Fortunately, Prince Of Persia takes no chances with the material. Indeed, the film sticks so rigidly to the Pirates Of The Caribbean template, they’ve even drafted in Alfred Molina to play a faux-Jack Sparrow; the actor, is, it transpires, more than capable of plugging up a Johnny Depp sized hole even if he lacks equivalent box office clout.
Mr. Molina’s performance is emblematic of an enterprise that imitates POTC while greatly improving the original. For one thing, POP:SOT (as we’re calling it) has a clearly defined protagonist in Jake Gyllenhaal’s titular hero; for another, it has an actual plot between its random swashbuckling set-pieces.

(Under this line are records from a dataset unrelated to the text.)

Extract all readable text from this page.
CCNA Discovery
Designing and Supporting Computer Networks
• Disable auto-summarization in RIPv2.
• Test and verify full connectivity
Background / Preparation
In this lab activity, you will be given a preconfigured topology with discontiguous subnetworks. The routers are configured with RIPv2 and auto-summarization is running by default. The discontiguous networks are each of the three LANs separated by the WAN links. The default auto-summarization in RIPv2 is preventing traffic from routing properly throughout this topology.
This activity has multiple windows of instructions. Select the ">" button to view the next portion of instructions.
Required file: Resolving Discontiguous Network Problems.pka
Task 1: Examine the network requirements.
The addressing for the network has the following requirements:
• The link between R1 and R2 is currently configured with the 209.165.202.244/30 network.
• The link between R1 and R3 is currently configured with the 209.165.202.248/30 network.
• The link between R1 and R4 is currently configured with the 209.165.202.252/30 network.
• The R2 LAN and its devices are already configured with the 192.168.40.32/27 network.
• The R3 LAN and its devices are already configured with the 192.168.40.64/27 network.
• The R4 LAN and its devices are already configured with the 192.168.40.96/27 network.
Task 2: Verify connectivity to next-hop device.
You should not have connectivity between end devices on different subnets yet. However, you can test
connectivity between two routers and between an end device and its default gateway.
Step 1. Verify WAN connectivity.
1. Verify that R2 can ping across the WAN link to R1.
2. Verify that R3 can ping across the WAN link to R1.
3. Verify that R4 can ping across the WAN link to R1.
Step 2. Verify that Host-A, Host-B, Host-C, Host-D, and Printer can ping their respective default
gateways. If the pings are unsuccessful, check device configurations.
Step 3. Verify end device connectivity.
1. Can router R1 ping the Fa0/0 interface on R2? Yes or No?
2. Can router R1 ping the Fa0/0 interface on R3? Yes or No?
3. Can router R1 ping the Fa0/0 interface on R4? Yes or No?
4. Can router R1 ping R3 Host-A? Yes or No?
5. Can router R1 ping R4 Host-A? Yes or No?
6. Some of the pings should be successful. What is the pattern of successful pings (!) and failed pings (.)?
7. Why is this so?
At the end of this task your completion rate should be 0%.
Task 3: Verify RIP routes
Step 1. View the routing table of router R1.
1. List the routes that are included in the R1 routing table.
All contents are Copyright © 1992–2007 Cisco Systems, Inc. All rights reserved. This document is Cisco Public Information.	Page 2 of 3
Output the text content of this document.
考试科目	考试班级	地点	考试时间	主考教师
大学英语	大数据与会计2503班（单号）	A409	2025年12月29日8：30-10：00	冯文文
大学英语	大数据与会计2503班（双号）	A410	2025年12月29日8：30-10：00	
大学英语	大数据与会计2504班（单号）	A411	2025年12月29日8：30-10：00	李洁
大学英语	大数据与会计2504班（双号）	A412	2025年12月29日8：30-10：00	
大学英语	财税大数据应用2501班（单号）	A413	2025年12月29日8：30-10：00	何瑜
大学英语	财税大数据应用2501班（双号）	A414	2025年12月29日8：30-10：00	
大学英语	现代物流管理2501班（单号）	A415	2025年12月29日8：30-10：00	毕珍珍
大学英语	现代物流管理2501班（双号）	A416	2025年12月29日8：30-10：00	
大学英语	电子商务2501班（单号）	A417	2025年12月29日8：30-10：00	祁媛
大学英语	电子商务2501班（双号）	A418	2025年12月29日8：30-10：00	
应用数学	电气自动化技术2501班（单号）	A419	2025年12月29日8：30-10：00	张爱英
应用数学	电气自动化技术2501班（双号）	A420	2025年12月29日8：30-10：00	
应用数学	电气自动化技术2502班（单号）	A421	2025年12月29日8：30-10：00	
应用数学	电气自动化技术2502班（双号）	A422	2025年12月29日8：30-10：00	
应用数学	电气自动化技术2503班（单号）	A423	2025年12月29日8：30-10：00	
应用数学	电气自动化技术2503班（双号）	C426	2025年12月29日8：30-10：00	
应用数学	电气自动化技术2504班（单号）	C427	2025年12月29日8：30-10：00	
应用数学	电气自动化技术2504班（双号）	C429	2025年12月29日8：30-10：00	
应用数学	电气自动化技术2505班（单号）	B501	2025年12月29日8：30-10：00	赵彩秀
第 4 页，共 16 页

Mr. Gyllenhaal plays Dastan, a high octane warrior who was adopted as an orphaned child by the benevolent King Sharaman (Ronald Pickup) and raised with two princes, Tus (Richard Coyle) and Garsiv (Toby Kebbell). On the advice of the ruling monarch’s brother Nizam (Ben Kingsley), the siblings and their armies lay siege to a city called Alamut where it is believed are hidden weapons of mass destruction.
Don’t get overly concerned; this is all the political allegory you’re getting. The action soon shifts to courtly political intrigue, squabbling over a fabled magic dagger and a bickering will-they, won’t-they romantic subplot featuring our hero and Ms. Gemma Arterton; the latter walks away with the picture.
It helps that the entire cast have plumped for estuary accents, thus lending the most elaborate battle sequences the air of a genuine post-closing time brawl. It helps too that Mr. Gyllenhaal, channelling Douglas Fairbanks Jr. and Errol Flynn, makes for a surprisingly robust action star.
Director Mike Newell musters a decent enough pace and, more commendably, keeps the running time under two hours. Gore Verbinski might like to make a note of that with POTC4 sails around.